The Ingredients (for two people):
  • 230 g (or ½ lb) of small squid, or squid rings
  • 235 ml (or 1 cup) of milk or buttermilk
  • 1 egg white
  • 125 g (or 1 cup) of chick pea flour (besan)
  • 15 g (or 1 tablespoon) of salt
  • 6 g (or 1 tablespoon) of freshly ground white pepper
  • 6 g (or 1 tablespoon) of cayenne pepper
  • 12 g (or 2 tablespoons) of paprika
  • Cooking grade olive oil

The Method:
  1. Clean the squid and cut them crosswise into 1-cm (or ⅜-inch) rings.
  2. Beat the egg white into the milk or buttermilk, then stir the squid rings into the mixture and allow them to stand, occasionally stirring, while preparing the crumb mixture and heating the frying oil.
  3. Heat an appropriate amount of the olive oil to 185°C (or 365°F) in an electric deep fryer, or over moderate heat in a deep pot or a large wok.
  4. Combine the chick pea flour, salt, white and cayenne peppers, and paprika, and mix well to distribute the seasoning evenly.
  5. Drain the squid rings of excess egg mixture and coat them with the spiced chick pea flour.
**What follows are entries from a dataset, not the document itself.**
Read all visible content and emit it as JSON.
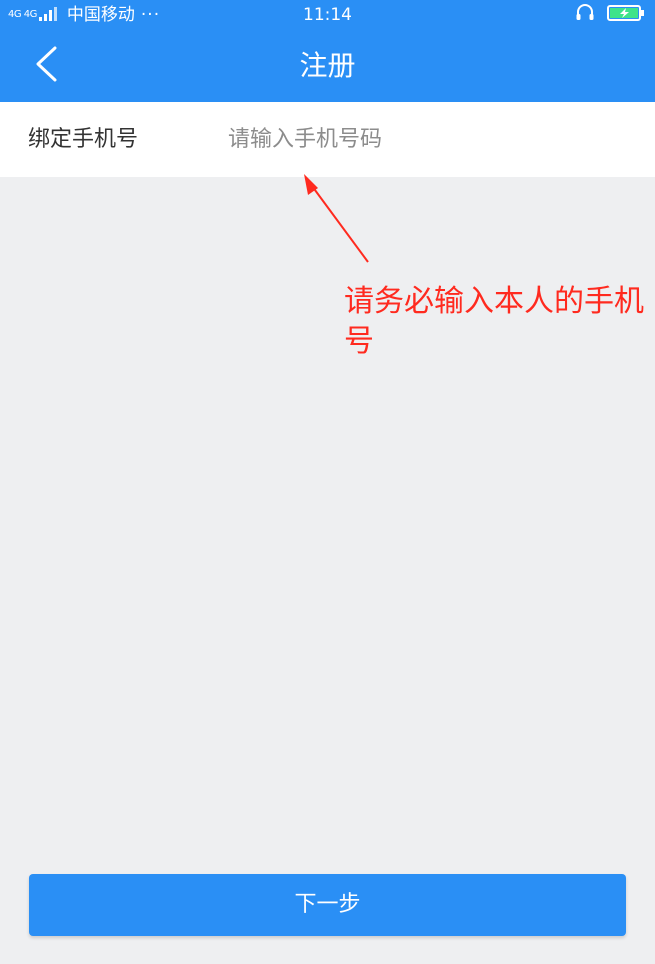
{
  "status_bar": {
    "network": "4G 4G",
    "carrier": "中国移动",
    "more": "···",
    "time": "11:14",
    "icons": [
      "headset-icon",
      "battery-charging-icon"
    ]
  },
  "nav": {
    "back_icon": "chevron-left-icon",
    "title": "注册"
  },
  "form": {
    "phone_label": "绑定手机号",
    "phone_placeholder": "请输入手机号码",
    "phone_value": ""
  },
  "annotation": {
    "text": "请务必输入本人的手机号",
    "color": "#ff2a1f"
  },
  "actions": {
    "next_label": "下一步"
  },
  "colors": {
    "primary": "#2a8ff5",
    "background": "#eeeff1",
    "annotation": "#ff2a1f"
  }
}
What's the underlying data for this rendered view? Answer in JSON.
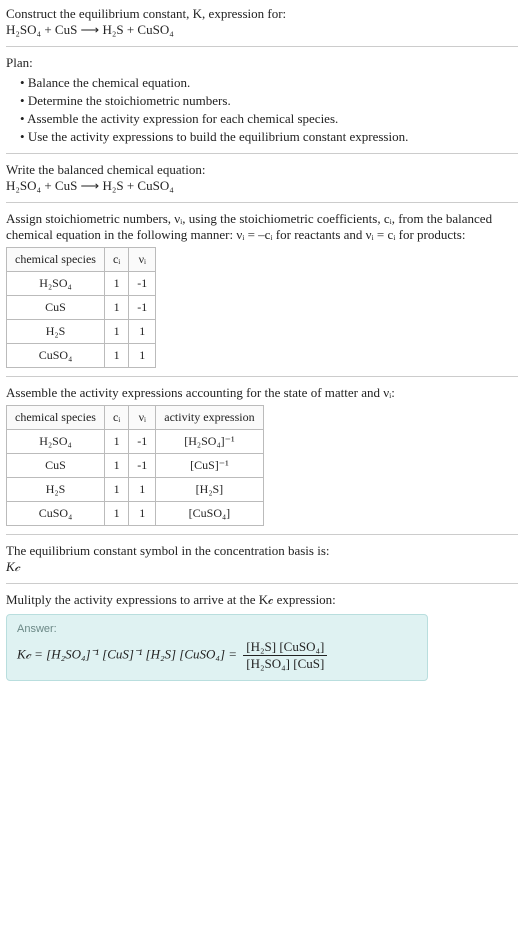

This can be done by lightly tossing them with the flour in a large bowl or by shaking them with the flour for 20 seconds in a medium-size paper bag.
  6. When the oil temperature has reached 185°C (or 365°F)  gently add sufficient floured squid rings to the oil to make one layer.
  7. Fry them for approximately 4 minutes, until the coating turns a medium brown color and feels crispy when picked up with tongs.
  8. If it is necessary to fry the the squid rings in batches, make sure to check the oil temperature between batches and reheat it to 185°C (or 365°F) if necessary.
    The Story:
    I cannot tell you how many times I have heated oil in an open wok until it spontaneously ignited, because I stopped counting after the second panicked occasion. Luckily the wok lid was nearby, I smothered the flames, then raced the wok out the door so the toxic-smelling smoke would not fill the whole house.
    When I recently saw this compact deep fryer in an online catalog, I realized here was our answer to the occasional yen for fried calamari, chicken wings, falafel, the list goes on. The deep fryer uses an economical amount of oil. The frying basket can hold one generous portion or two small portions of fried food, which is just enough to satisfy our appetites. By using chick pea flour instead of white wheat flour, and pure olive oil, I can make even deep-fried foods as diabetic-friendly as possible.